The Grange class was a version of the Hall class with smaller wheels. They were intended to replace the 4300 class and they incorporated certain parts (such as the wheels and motion) of the withdrawn 4300 class 2-6-0s they were replacing. The manor class (7800) was built at the same time, being a lighter version for lines with restricted route availability. It was intended to replace all the 4300 class with Granges and Manors (6800-6899 and 7800-7899 being planned), but the Second World War stopped the conversion programme after only eighty Granges were completed.
|4300 class rebuilt in 1932 from 9300 class locomotives|
|4900 Hall class introduced in 1924|
|6800 Grange class introduced in 1936|
|7800 Manor class introduced in 1938|
Because the Granges and Manors were lower in height than the Hall class they had a raised section of running plate over the cylinders.
The Granges were based throughout the former Great Western system, with the Newton Abbott division of the network having a particularly strong allocation. Newton Abbott was responsible for the provision of locomotives to pilot heavily loaded trains over a 25 mile stretch of line known as the South Devon Banks which included Dainton Bank (around 1 in 40), Rattery (around 1 in 50) and Hemerdon (around 1 in 42).
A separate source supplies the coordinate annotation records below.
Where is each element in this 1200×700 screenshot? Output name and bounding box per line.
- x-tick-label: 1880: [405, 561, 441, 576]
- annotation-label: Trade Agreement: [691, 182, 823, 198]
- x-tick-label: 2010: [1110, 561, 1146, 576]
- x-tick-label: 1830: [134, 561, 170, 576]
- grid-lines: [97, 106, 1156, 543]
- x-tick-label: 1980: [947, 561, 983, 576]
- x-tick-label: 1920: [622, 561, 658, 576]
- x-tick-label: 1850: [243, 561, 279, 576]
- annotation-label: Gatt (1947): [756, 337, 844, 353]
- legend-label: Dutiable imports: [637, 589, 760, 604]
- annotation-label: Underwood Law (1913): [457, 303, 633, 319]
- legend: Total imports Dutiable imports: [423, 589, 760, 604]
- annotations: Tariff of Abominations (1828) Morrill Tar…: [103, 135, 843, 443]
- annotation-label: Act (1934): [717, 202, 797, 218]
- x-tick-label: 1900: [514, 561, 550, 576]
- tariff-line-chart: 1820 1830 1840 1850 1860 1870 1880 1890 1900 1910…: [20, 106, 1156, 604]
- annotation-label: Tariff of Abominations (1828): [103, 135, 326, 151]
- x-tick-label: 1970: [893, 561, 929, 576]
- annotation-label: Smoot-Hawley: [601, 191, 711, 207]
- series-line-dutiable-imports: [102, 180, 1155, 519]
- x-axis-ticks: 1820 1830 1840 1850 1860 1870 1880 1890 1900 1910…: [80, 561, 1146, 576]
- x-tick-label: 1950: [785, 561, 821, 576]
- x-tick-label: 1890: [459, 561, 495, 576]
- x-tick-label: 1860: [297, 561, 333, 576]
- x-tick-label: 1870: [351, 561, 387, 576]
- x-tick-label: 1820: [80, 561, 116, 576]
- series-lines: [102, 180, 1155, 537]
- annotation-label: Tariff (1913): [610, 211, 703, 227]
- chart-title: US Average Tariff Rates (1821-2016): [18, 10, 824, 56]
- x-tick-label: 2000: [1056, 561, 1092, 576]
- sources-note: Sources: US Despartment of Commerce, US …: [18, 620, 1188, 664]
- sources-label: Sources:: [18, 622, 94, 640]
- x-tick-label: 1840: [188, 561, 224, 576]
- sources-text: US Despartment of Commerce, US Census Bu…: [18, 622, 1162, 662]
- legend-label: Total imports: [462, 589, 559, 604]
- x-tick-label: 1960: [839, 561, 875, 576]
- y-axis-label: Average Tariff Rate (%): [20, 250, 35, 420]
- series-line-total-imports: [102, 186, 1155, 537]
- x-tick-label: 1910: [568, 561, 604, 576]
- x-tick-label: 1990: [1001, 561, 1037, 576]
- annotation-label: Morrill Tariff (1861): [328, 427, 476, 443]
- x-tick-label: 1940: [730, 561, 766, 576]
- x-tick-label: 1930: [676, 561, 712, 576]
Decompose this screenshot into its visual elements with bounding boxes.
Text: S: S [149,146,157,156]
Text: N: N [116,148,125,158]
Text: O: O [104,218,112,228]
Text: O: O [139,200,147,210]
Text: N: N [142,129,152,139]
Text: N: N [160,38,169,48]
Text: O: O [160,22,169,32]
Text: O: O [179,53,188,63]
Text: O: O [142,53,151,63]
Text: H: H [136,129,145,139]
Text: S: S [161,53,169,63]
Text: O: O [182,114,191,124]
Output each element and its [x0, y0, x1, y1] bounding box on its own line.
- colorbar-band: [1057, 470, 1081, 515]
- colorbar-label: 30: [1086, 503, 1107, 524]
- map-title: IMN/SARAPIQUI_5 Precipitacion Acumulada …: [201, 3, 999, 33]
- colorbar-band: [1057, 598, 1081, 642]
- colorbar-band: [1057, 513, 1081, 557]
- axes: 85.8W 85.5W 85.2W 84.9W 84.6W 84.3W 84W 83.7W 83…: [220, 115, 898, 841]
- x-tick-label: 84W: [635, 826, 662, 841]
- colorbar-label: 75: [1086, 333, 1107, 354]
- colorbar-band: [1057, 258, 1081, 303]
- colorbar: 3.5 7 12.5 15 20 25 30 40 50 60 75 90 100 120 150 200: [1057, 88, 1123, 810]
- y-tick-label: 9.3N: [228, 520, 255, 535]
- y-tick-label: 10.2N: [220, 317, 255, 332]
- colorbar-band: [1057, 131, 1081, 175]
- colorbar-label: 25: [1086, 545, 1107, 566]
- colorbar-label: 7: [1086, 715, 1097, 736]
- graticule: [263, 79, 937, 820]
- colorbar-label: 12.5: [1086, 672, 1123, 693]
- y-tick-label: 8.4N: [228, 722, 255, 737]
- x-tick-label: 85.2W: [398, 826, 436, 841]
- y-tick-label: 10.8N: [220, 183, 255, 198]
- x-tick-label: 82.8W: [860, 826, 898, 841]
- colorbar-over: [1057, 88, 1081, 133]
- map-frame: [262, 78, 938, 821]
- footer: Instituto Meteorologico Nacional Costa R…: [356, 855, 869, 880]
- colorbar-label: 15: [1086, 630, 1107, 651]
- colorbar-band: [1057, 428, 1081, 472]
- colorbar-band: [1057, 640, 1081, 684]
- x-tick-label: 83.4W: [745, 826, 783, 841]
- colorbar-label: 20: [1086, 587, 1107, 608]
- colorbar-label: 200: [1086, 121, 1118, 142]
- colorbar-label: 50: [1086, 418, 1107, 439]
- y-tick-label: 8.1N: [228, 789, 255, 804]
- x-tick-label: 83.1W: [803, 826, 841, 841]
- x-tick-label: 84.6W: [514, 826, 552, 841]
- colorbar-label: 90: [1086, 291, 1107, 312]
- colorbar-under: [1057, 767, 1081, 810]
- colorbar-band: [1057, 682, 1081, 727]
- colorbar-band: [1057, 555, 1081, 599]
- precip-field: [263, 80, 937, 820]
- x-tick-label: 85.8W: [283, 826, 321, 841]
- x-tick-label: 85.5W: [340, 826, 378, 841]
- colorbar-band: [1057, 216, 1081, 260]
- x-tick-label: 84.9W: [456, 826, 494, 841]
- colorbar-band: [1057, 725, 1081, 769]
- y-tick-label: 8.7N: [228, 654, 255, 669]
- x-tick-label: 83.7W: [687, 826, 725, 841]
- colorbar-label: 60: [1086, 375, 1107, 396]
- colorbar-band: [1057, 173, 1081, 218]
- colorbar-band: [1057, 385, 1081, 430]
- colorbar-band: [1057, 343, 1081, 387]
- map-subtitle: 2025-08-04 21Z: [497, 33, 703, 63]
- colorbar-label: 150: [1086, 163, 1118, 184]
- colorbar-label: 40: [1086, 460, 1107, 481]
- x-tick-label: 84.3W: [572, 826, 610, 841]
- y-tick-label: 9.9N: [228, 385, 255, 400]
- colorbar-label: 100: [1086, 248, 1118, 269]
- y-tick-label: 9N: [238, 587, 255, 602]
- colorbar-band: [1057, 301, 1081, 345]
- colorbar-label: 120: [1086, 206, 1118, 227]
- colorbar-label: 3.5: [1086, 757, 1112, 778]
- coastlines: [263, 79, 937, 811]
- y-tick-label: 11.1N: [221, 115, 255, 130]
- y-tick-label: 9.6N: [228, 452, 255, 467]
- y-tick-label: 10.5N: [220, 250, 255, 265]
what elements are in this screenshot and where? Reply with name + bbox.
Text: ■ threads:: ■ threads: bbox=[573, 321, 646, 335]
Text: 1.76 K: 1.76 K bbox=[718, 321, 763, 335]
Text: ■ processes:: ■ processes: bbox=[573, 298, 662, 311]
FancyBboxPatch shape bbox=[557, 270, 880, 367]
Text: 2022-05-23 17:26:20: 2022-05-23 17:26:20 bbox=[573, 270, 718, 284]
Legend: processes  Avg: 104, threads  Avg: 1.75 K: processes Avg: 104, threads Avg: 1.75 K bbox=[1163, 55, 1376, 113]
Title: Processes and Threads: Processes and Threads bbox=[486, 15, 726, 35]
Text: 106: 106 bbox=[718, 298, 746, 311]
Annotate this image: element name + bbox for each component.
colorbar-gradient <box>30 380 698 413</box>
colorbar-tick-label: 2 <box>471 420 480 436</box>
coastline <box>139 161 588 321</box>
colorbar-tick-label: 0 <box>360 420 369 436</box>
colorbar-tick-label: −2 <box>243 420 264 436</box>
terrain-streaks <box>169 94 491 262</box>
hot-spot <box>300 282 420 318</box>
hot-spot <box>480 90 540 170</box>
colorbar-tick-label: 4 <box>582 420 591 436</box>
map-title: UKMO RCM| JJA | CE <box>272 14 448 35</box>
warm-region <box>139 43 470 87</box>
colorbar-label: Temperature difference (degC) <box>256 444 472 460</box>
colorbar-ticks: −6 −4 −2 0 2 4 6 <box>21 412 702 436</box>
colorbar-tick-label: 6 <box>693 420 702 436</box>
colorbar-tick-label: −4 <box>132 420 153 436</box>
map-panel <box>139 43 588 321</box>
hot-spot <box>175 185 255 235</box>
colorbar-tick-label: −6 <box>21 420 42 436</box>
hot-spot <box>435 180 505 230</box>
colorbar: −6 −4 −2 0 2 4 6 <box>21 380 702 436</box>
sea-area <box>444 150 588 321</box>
Before the days of widespread use of cars this section would be used by dozens of holiday excursions every day in summer. These trains were often loaded to 12 coaches and more and typically weighed more than 500 tons. It was customary to use a Grange class locomotives as pilots to assist the train locomotive on these heavily laden trains. Grange class locomotives were frequently used to pilot or relieve the train locomotive on the Cornish Riviera Express.
The first of the 80 locomotives to be withdrawn was 6801 Aylburton Grange in November 1960. No significant number of withdrawals took place until 1964 when 25 were taken out of service. The last 46 were withdrawn in 1965 with 4 surviving until December of that year.